On rare occasions, pedunculated subserous leiomyoma detach from their primary site and implant elsewhere in the pelvis, the process involving a combination of inflammation and infarction. The tumor then begins to derive its blood supply from the new site of attachment. Sometimes, it may preserve its initial attachment to the uterus. Okoro et al. ³ reported a rare case of a large degenerated parasitic leiomyoma in the peritoneal cavity deriving its blood supply from the omentum, and attached to a normal-looking uterus by a narrow avascular stalk.

Although several instances of disseminated peritoneal and parasitic leiomyoma have been described in the literature, an isolated peritoneal leiomyoma with an essentially normal uterus has been rarely described. One such tumor was reported by Sang et al. ⁴ in a 51-year-old patient. The solid tumor of 18 cm diameter in the peritoneal wall was histologically diagnosed as a benign leiomyoma. The tumor encountered in the patient presented here was similar, because the uterus was normal and no attachment to the uterus was identified.
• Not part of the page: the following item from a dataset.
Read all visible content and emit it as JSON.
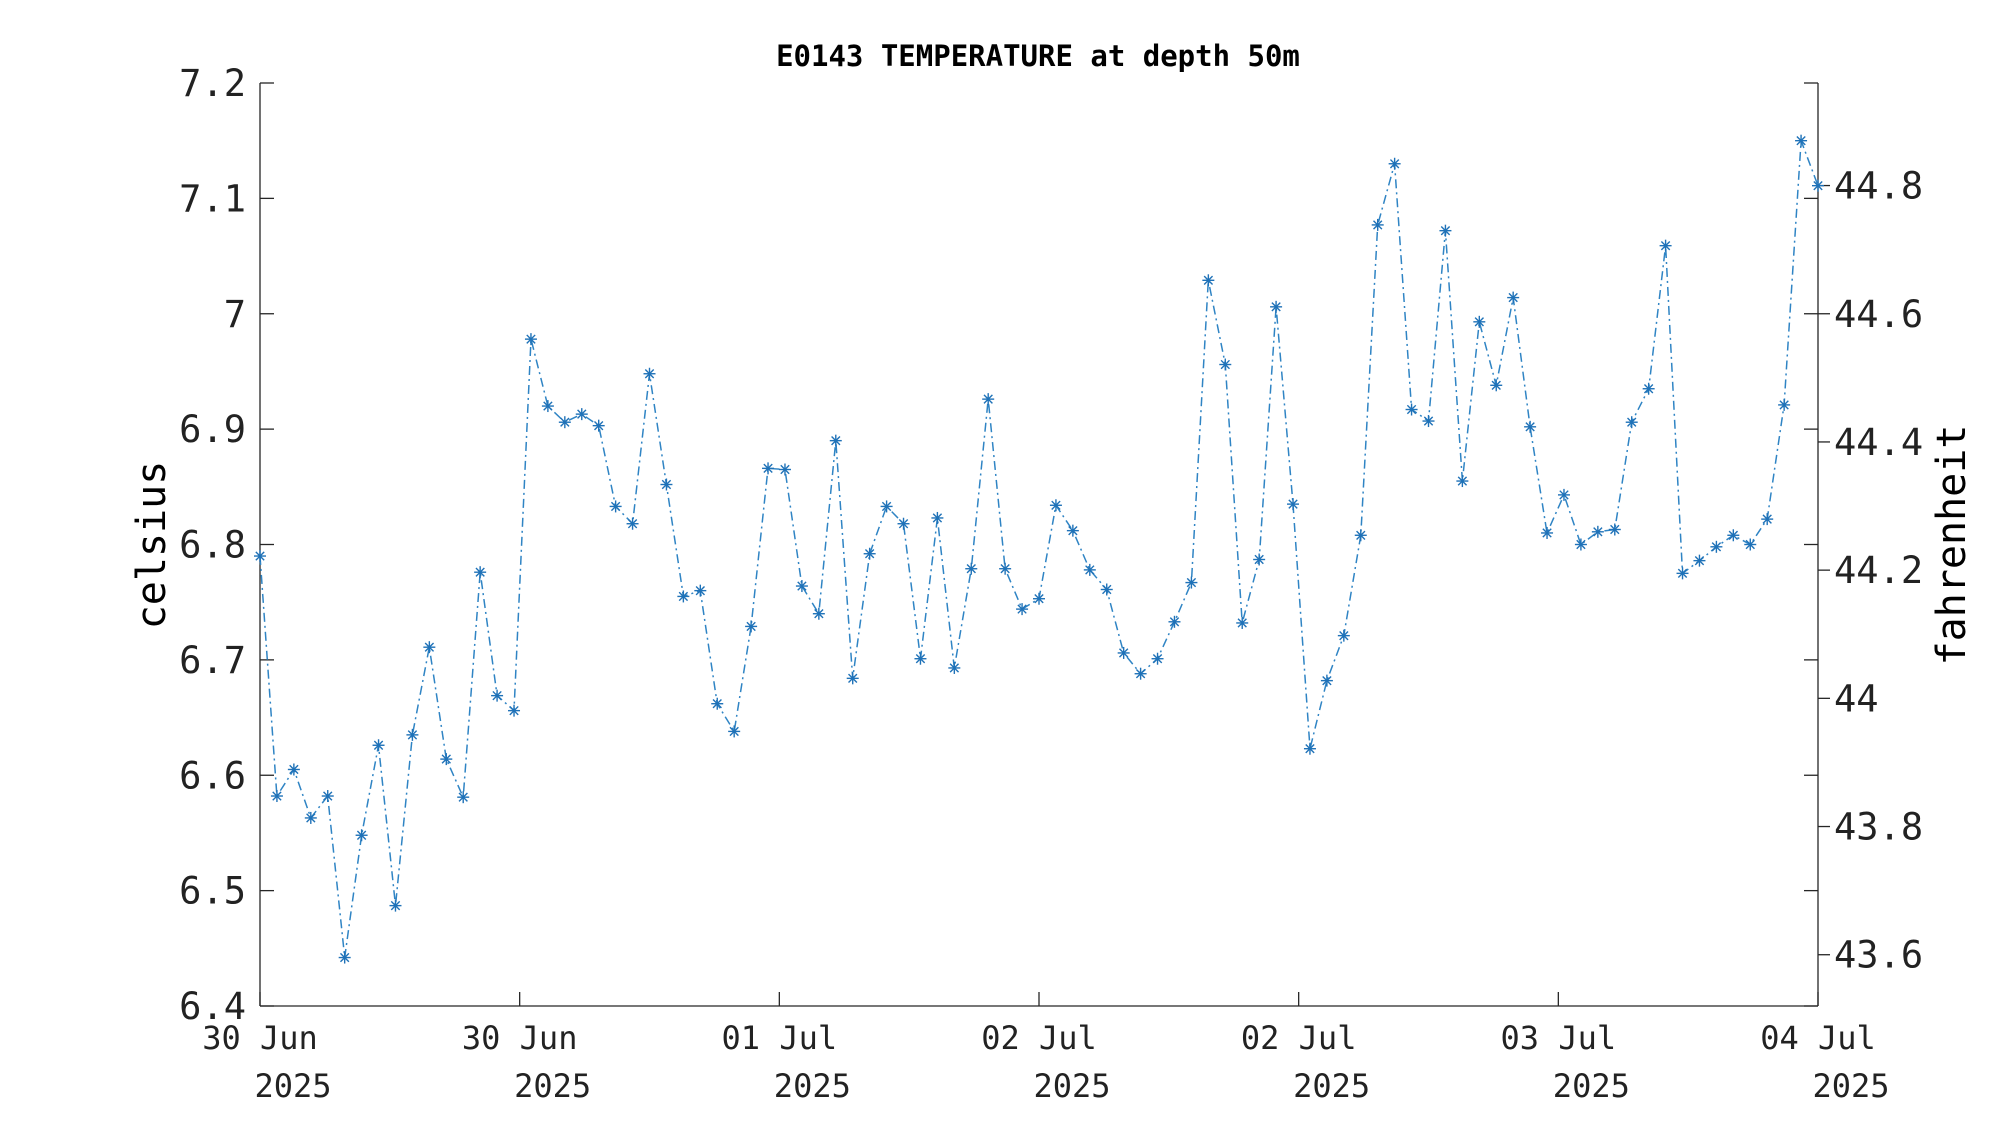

Such isolated tumors in the peritoneum may be derived from smooth-muscle cells or mesenchymal cells in the peritoneum.

Among other extrauterine leiomyomas, intravenous leiomyomatosis ⁵ is characterized by nodular masses of histologically benign smooth-muscle cells growing within venous channels. Grossly, it is a growth in the myometrium with wormlike extensions within the veins of the broad ligament or the uterine veins. Extensions up to the vena cava have been reported in <10% of cases.

Conclusions

Benign metastasizing leiomyoma ⁵ is a rare condition in which metastatic smooth muscle tumor deposits are seen in the lungs, lymph nodes, and abdomen, and have apparently been derived from benign uterine leiomyomas. Hormone dependence of these tumors is suggested by the finding of estrogen and progesterone receptors in the tumors.

Retroperitoneal leiomyomas are mostly (73%) located in the pelvis. They present as retroperitoneal masses, leading to high suspicion of malignancy. Poliquin ⁶ and coworkers found an association between retroperitoneal leiomyomas and uterine leiomyomas or a history of hysterectomy for uterine leiomyomata in 40% of their series of 37 cases. Zaitoon et al. ⁷ suggested the parasitic theory, whereas Kho and Nezhat ⁸ proposed an “iatrogenic” origin for such growths. They found that more parasitic myomas may be created after morcellation techniques.

Leiomyomas of deep soft tissue are diagnosed on the basis of absence of nuclear atypia, necrosis, and minimal mitotic activity. ⁹ They are seen in both males and females. Although they resemble uterine leiomyoma, they are always distinct from the uterus.